If you think through the work and input required to get the RDS up and running, it seems incredible that Steve has managed to negotiate the hurdles in his path and get the banks working together for a common aim. Collaboration is not something for which the banks have been previously known. He admits he has been pleasantly surprised by the lack of resistance: “You go through these processes and there’s always a little bit of you which worries if it will actually work. But with my help, Lloyds has developed the RDS and sold it to the industry – as probably the biggest and most significant change which has been made in this sector for a number of years. Overall, I’ve been pleased with how much people have understood the need to change and their willingness to commit money, people, time and resources to thinking through these problems and helping to solve them.”
The true implications for the banks once the RDS begins to roll out are as yet unknown. Will consumers rush to change their bank, or continue to sit tight with their current provider? “That’s the thing about competition,” Steve agrees, “anything could happen!” But at the very least customers’ eyes will be opened to their options in a way it seems they have not been before.

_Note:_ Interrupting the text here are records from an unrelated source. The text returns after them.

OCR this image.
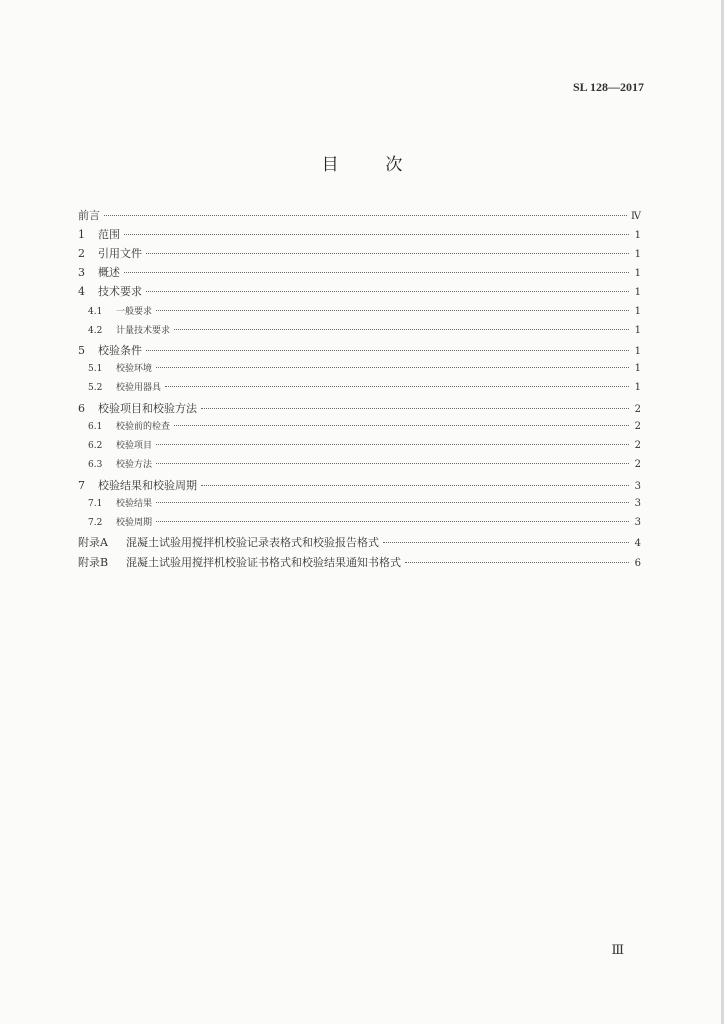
SL 128—2017
目	次
前言	Ⅳ
1	范围	1
2	引用文件	1
3	概述	1
4	技术要求	1
4.1	一般要求	1
4.2	计量技术要求	1
5	校验条件	1
5.1	校验环境	1
5.2	校验用器具	1
6	校验项目和校验方法	2
6.1	校验前的检查	2
6.2	校验项目	2
6.3	校验方法	2
7	校验结果和校验周期	3
7.1	校验结果	3
7.2	校验周期	3
附录A	混凝土试验用搅拌机校验记录表格式和校验报告格式	4
附录B	混凝土试验用搅拌机校验证书格式和校验结果通知书格式	6
Ⅲ
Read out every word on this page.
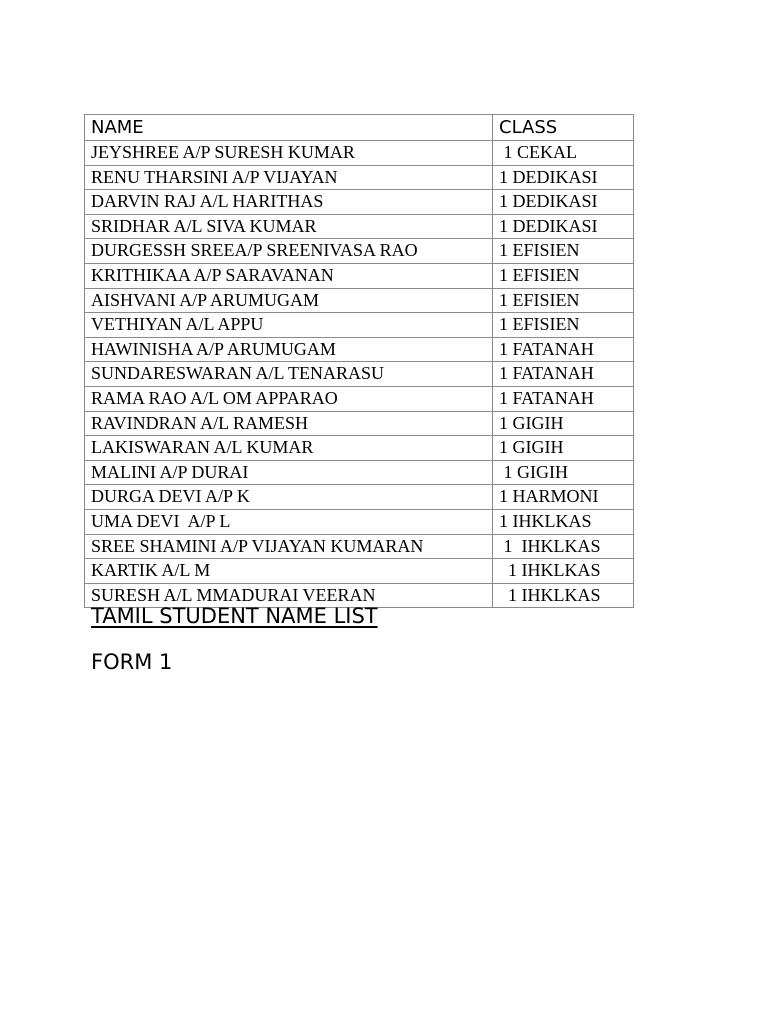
NAME	CLASS
JEYSHREE A/P SURESH KUMAR	1 CEKAL
RENU THARSINI A/P VIJAYAN	1 DEDIKASI
DARVIN RAJ A/L HARITHAS	1 DEDIKASI
SRIDHAR A/L SIVA KUMAR	1 DEDIKASI
DURGESSH SREEA/P SREENIVASA RAO	1 EFISIEN
KRITHIKAA A/P SARAVANAN	1 EFISIEN
AISHVANI A/P ARUMUGAM	1 EFISIEN
VETHIYAN A/L APPU	1 EFISIEN
HAWINISHA A/P ARUMUGAM	1 FATANAH
SUNDARESWARAN A/L TENARASU	1 FATANAH
RAMA RAO A/L OM APPARAO	1 FATANAH
RAVINDRAN A/L RAMESH	1 GIGIH
LAKISWARAN A/L KUMAR	1 GIGIH
MALINI A/P DURAI	1 GIGIH
DURGA DEVI A/P K	1 HARMONI
UMA DEVI  A/P L	1 IHKLKAS
SREE SHAMINI A/P VIJAYAN KUMARAN	1  IHKLKAS
KARTIK A/L M	1 IHKLKAS
SURESH A/L MMADURAI VEERAN	1 IHKLKAS
TAMIL STUDENT NAME LIST
FORM 1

“People consistently survey the banking market and, in broad terms, 80% of customers profess to be happy with their existing bank. Of the 20% who say they are not, the reasons given are predominantly around poor service, or concerns about charges for things like overdrafts,” Steve points out.
“We hope the launch of the RDS means all the banks raise their game in terms of service and that if certain elements of the packages they are offering are too expensive, customers will start voting with their feet. The other thing this initiative does is give a big fillip to new entrants to the market – Marks and Spencer, Tesco, Virgin Money, and so on – which are in the perfect position to provide an alternative – with better service, price and so on.”
He adds: “I’d be surprised if it didn’t have any impact on switching, but where the levels switching end up will depend on how quickly those banks which do have issues with their service or pricing react and how smart both existing players and new entrants are at developing better and more innovative propositions.
“All the consumer research we’ve conducted suggests that what people feel the RDS will do is make their existing bank work harder to retain their loyalty.”
Customers will hear about the Redirection Service via a substantial and ongoing national marketing campaign, run by the Payments Council, paid for by the banks. “It will contain messaging designed to resonate with customers, to get across that if you think switching your bank account is a hassle, the game’s changed – it’s now simple,” Steve states. “This will not be a one off. We need to run this message consistently and reinforce the positives so, as consumers do begin to use the new service, print media and social media is underlining the fact that it actually works, it wasn’t just an empty promise.”
This message will not be coming from the banks themselves: “The research we conducted showed that consumers wouldn’t believe it if it was bank led,” Steve says.
The path ahead might be tricky to negotiate but the ultimate destination will make the journey very worthwhile. As Steve concludes: “We can see the enormous opportunity and the risk involved but that’s what this initiative is designed to do – keep us all on our toes, feeling we need to innovate more and work harder for our customers.